File pic shows SK Semban, once a primary school deep in the rural jungles of Padawan. It would take about 5 hours of jungle trekking from the foot of Bengoh Dam to reach this village. There was no other mode of transportation to reach this school except on foot. However, the school has since been relocated. All the students and teachers have moved to a centralised school in Padawan bazaar.

KUCHING: There are 1,454 schools in Sarawak, of which 1,020 are dilapidated, 415 in critical condition and 651 under-enrolled.

Sarawak Education Department and the state Education, Science and Technological Research Ministry revealed that of the 651 under-enrolled schools, the majority are in the rural areas and some of them have less than 10 students.

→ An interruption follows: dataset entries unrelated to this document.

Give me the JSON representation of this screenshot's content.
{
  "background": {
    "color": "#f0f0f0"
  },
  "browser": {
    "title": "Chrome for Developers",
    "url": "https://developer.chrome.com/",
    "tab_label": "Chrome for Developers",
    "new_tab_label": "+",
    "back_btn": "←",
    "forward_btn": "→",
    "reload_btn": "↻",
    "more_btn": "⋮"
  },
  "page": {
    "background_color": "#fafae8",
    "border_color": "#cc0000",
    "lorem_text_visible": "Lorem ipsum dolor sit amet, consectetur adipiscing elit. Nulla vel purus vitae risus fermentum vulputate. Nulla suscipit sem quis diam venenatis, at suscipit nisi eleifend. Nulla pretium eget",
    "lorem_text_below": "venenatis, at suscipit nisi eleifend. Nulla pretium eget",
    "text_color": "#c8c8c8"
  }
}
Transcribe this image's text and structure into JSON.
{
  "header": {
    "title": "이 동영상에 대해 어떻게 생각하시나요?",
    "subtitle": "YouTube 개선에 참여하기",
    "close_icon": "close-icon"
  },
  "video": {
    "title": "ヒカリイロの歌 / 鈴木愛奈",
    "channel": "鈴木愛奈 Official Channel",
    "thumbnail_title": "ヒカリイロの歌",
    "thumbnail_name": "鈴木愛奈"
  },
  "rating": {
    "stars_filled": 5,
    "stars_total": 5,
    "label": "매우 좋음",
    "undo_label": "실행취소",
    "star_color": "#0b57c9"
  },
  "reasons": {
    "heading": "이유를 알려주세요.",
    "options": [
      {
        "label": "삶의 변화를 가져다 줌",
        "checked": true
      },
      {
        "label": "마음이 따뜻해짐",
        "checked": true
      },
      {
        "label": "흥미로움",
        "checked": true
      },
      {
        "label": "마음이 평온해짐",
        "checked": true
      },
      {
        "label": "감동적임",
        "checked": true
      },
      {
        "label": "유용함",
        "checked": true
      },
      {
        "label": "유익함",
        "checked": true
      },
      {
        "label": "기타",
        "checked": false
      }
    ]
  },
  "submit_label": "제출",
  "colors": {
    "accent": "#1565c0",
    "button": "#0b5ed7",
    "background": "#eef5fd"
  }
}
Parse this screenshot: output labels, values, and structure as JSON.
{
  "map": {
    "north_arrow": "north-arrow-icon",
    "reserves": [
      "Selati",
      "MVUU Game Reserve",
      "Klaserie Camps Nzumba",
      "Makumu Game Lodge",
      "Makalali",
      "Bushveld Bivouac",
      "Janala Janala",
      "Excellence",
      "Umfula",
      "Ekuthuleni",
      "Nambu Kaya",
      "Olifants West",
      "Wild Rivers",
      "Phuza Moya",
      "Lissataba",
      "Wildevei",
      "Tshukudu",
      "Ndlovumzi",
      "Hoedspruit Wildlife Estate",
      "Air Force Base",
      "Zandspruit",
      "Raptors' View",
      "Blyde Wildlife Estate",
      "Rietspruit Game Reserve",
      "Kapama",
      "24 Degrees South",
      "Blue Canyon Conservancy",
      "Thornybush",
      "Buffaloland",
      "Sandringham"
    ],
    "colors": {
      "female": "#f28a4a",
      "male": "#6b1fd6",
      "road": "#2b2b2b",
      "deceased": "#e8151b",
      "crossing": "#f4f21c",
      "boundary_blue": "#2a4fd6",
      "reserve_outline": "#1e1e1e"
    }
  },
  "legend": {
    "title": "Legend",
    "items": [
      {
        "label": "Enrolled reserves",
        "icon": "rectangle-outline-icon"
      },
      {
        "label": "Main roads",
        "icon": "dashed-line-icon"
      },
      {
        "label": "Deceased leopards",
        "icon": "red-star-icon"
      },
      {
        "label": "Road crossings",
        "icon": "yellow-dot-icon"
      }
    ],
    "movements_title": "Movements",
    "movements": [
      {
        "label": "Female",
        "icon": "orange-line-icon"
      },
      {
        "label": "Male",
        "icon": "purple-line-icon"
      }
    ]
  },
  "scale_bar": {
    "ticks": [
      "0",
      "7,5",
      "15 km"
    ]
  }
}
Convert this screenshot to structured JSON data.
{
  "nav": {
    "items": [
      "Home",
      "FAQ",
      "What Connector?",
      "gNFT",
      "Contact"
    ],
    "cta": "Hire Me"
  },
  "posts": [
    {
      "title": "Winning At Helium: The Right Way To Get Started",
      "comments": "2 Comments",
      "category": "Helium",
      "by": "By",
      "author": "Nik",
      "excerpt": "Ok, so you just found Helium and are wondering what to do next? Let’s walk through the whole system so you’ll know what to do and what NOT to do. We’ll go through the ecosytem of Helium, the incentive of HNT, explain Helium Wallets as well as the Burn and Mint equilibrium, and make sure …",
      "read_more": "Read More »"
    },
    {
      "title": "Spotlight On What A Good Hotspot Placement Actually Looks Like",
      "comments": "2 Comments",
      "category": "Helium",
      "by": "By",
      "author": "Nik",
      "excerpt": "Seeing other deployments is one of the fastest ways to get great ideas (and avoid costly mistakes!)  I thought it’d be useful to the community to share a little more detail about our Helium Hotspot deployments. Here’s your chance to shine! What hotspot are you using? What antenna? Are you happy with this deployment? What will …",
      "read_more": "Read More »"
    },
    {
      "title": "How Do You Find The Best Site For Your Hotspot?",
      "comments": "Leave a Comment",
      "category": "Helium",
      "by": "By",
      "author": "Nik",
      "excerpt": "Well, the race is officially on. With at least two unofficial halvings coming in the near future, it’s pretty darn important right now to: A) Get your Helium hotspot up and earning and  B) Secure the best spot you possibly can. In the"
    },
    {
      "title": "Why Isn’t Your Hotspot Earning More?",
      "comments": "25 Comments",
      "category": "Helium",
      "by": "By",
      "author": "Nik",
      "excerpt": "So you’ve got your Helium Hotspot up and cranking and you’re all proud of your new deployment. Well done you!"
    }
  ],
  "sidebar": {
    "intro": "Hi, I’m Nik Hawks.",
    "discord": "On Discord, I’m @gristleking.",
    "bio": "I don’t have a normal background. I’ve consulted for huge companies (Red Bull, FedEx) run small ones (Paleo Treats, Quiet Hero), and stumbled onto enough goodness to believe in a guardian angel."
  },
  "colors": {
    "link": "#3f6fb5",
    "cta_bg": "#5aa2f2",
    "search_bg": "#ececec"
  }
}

Therefore, building centralised schools to replace dilapidated ones with low enrolment will provide affected students with better facilities and spur academic performance.

State Education, Science and Technological Research Minister Dato Sri Michael Manyin Jawong said since repairing all the dilapidated schools, which constituted 70 per cent of all schools in the state will be too costly and a financial constraint which cannot be done immediately because the federal government is unable to help as fast as the state wants it to.

So one of the solutions is to replace or merge the critical condition schools into centralised schools.

“Many parents think that low enrolment is good as it allows the teachers to concentrate more on the students. This is applicable in developed countries, but not in Malaysia. In developed countries, their low enrolment schools have a good environment with literally no discipline problem.

“In Sarawak, due to lack of resources, lack of teachers and in such dilapidated conditions, it becomes a totally different environment. This perception is wrong because schools with low numbers of students will not be provided with better facilities and services,” Manyin said after a meeting over the proposed consolidation of schools with low enrolment here today.

Students studying at under-enrolled schools are usually deprived of specialist teachers, so existing teachers are asked to teach subjects they are not qualified in.

He stressed that such teachers should not be blamed if students did not have an interest in certain subjects, such as Mathematics, right from the beginning.

“When you have these type of schools, you cannot improve the results because these schools will never get specialist teachers teaching specific subjects. That is why a lot of rural students are poor in subjects because their interest in education has been killed at the primary (school) level.”

The next step is to convince all the state elected representatives and parents on the need to merge the schools for the benefit of their children’s education.

Acknowledging that it will be a difficult task to accomplish, Manyin said the decision to merge under-enrolled schools has to be made with the consent of the parents of the students involved.

The state Education Department, elected representatives and community leaders will discuss this further with parents of the students.

“We have to talk to the elected representatives and particularly the parents. Because for parents, they have this pride and sentimental value for the school in their village and a lot of them do not want their children to be away from them.”